Abgabenverhältnis; Finanzrechtsweg; Insolvenzschuldner; Insolvenzverwalter; öffentlich rechtliche Streitigkeit; Rechtsweg; Rechtswegverweisung; Sonderzuweisung; Steuerkontoauszug; Verwaltungsrechtsweg

Bibliographie

Gericht
OVG Niedersachsen
Datum
14.11.2016
Aktenzeichen
11 OB 232/16
Entscheidungsform
Beschluss
Referenz
WKRS 2016, 43493
Entscheidungsname
[keine Angabe]
ECLI
[keine Angabe]

Verfahrensgang

vorgehend
VG - 22.09.2016 - AZ: 1 A 563/15

Amtlicher Leitsatz

Leitsatz

Für einen auf § 16 Abs. 1 und Abs. 3 NDSG gestützten Anspruch des gerichtlich bestellten Insolvenzverwalters gegen das Finanzamt auf Erteilung eines Auszuges des Steuerkontos des Insolvenzschuldners ist der Verwaltungsrechtsweg nach § 40 Abs. 1 Satz 1 VwGO eröffnet.

Tenor:

Die Beschwerde des Beklagten gegen den Beschluss des Verwaltungsgerichts Stade - 1. Kammer - vom 22. September 2016 wird zurückgewiesen.

Der Beklagte trägt die Kosten des Beschwerdeverfahrens.

Die weitere Beschwerde wird nicht zugelassen.

Gründe

I.

Der Kläger begehrt als gerichtlich bestellter Insolvenzverwalter über das Vermögen des Insolvenzschuldners B. von dem beklagten Finanzamt, ihm einen umfassenden Steuerkontoauszug für das Konto des Insolvenzschuldners zu erteilen.

Diesen Anspruch hat der Beklagte mit Bescheid vom 23. September 2014 abgelehnt. Den Einspruch des Klägers hat der Beklagte mit Bescheid vom 9. März 2015 zurückgewiesen. Hiergegen hat der Kläger am 25. März 2015 bei dem Verwaltungsgericht Klage erhoben. Zur Begründung hat er im Wesentlichen ausgeführt, der Verwaltungsrechtsweg sei eröffnet, der streitgegenständliche Anspruch stehe ihm nach § 16 Abs. 1 und Abs. 3 NDSG zu und besondere Rechtsvorschriften, insbesondere solche der Abgabenordnung, die diese Anspruchsgrundlage nach § 2 Abs. 6 NDSG verdrängten, bestünden nicht.

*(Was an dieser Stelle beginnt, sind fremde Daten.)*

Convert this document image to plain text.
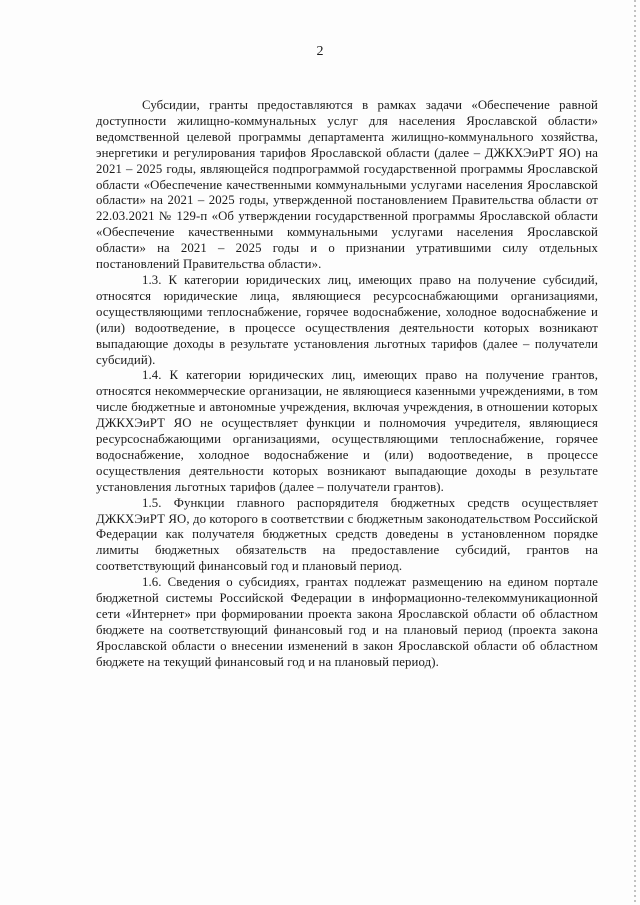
2

Субсидии, гранты предоставляются в рамках задачи «Обеспечение равной доступности жилищно-коммунальных услуг для населения Ярославской области» ведомственной целевой программы департамента жилищно-коммунального хозяйства, энергетики и регулирования тарифов Ярославской области (далее – ДЖКХЭиРТ ЯО) на 2021 – 2025 годы, являющейся подпрограммой государственной программы Ярославской области «Обеспечение качественными коммунальными услугами населения Ярославской области» на 2021 – 2025 годы, утвержденной постановлением Правительства области от 22.03.2021 № 129-п «Об утверждении государственной программы Ярославской области «Обеспечение качественными коммунальными услугами населения Ярославской области» на 2021 – 2025 годы и о признании утратившими силу отдельных постановлений Правительства области».

1.3. К категории юридических лиц, имеющих право на получение субсидий, относятся юридические лица, являющиеся ресурсоснабжающими организациями, осуществляющими теплоснабжение, горячее водоснабжение, холодное водоснабжение и (или) водоотведение, в процессе осуществления деятельности которых возникают выпадающие доходы в результате установления льготных тарифов (далее – получатели субсидий).

1.4. К категории юридических лиц, имеющих право на получение грантов, относятся некоммерческие организации, не являющиеся казенными учреждениями, в том числе бюджетные и автономные учреждения, включая учреждения, в отношении которых ДЖКХЭиРТ ЯО не осуществляет функции и полномочия учредителя, являющиеся ресурсоснабжающими организациями, осуществляющими теплоснабжение, горячее водоснабжение, холодное водоснабжение и (или) водоотведение, в процессе осуществления деятельности которых возникают выпадающие доходы в результате установления льготных тарифов (далее – получатели грантов).

1.5. Функции главного распорядителя бюджетных средств осуществляет ДЖКХЭиРТ ЯО, до которого в соответствии с бюджетным законодательством Российской Федерации как получателя бюджетных средств доведены в установленном порядке лимиты бюджетных обязательств на предоставление субсидий, грантов на соответствующий финансовый год и плановый период.

1.6. Сведения о субсидиях, грантах подлежат размещению на едином портале бюджетной системы Российской Федерации в информационно-телекоммуникационной сети «Интернет» при формировании проекта закона Ярославской области об областном бюджете на соответствующий финансовый год и на плановый период (проекта закона Ярославской области о внесении изменений в закон Ярославской области об областном бюджете на текущий финансовый год и на плановый период).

Das Verwaltungsgericht hat auf die Rüge des Beklagten, der Verwaltungsrechtsweg sei nicht gegeben, nach Anhörung der Beteiligten mit dem angefochtenen Beschluss den Verwaltungsrechtsweg für zulässig erklärt. Zur Begründung hat es im Wesentlichen darauf abgestellt, dass es sich bei dem Rechtsstreit um eine öffentlich-rechtliche Streitigkeit nichtverfassungsrechtlicher Art handele, die nicht durch Bundesgesetz einem anderen Gericht ausdrücklich zugewiesen sei. Insbesondere handele es sich nicht um eine Streitigkeit über Abgabenangelegenheiten, für die gemäß § 33 Abs. 1 Nr. 1 i. V. m. Abs. 2 FGO der Finanzrechtsweg gegeben sei. Die Abgrenzung des einschlägigen Rechtsweges sei danach zu treffen, welcher Art das Klagebegehren nach dem zugrunde liegenden Sachverhalt sei, wobei maßgebend die Rechtsnatur des erhobenen Anspruchs sei, wie sie sich aus dem tatsächlichen Vorbringen des klagenden Beteiligten ergebe. Es sei bereits höchstrichterlich geklärt, dass für eine auf landesrechtliche Informationsfreiheitsgesetze gestützte Klage des Insolvenzverwalters gegenüber einem Finanzamt auf Akteneinsicht und Auskunftserteilung der Verwaltungsrechtsweg gegeben sei. Dieser Anspruch wurzele weder im Abgabenverhältnis, da er eigenständig neben einem etwaigen Anspruch auf der Grundlage der Abgabenordnung stehe, noch wurzele er im Steuerrechtsverhältnis des Insolvenzschuldners, da der Insolvenzverwalter nicht in Erfüllung der steuerlichen Pflichten des Insolvenzschuldners, sondern im Interesse der Gesamtheit der Gläubiger tätig sei. Nichts anderes gelte für einen auf das Niedersächsische Datenschutzgesetz gestützten Auskunftsanspruch des Insolvenzverwalters. Der Anspruch nach § 16 Abs. 1 und Abs. 3 NDSG sei den Regelungen der landesrechtlichen Informationsfreiheitsgesetze nachgebildet. Die Vorschriften über den Schutz des Steuergeheimnisses stellten lediglich eine steuerrechtliche Vorfrage dar. Schließlich sei der Verwaltungsrechtsweg nicht deshalb ausgeschlossen, weil die materielle Rechtsgrundlage, für die der beschrittene Rechtsweg an sich zulässig sei, offensichtlich nicht gegeben sei. Denn die Frage, ob § 2 Abs. 6 NDSG eine sogenannte bereichsspezifische Ausnahme für Ansprüche auf Akteneinsicht in Steuerdaten darstelle, bedürfe einer eingehenden Beurteilung im Rahmen der materiellen Prüfung des geltend gemachten Anspruchs.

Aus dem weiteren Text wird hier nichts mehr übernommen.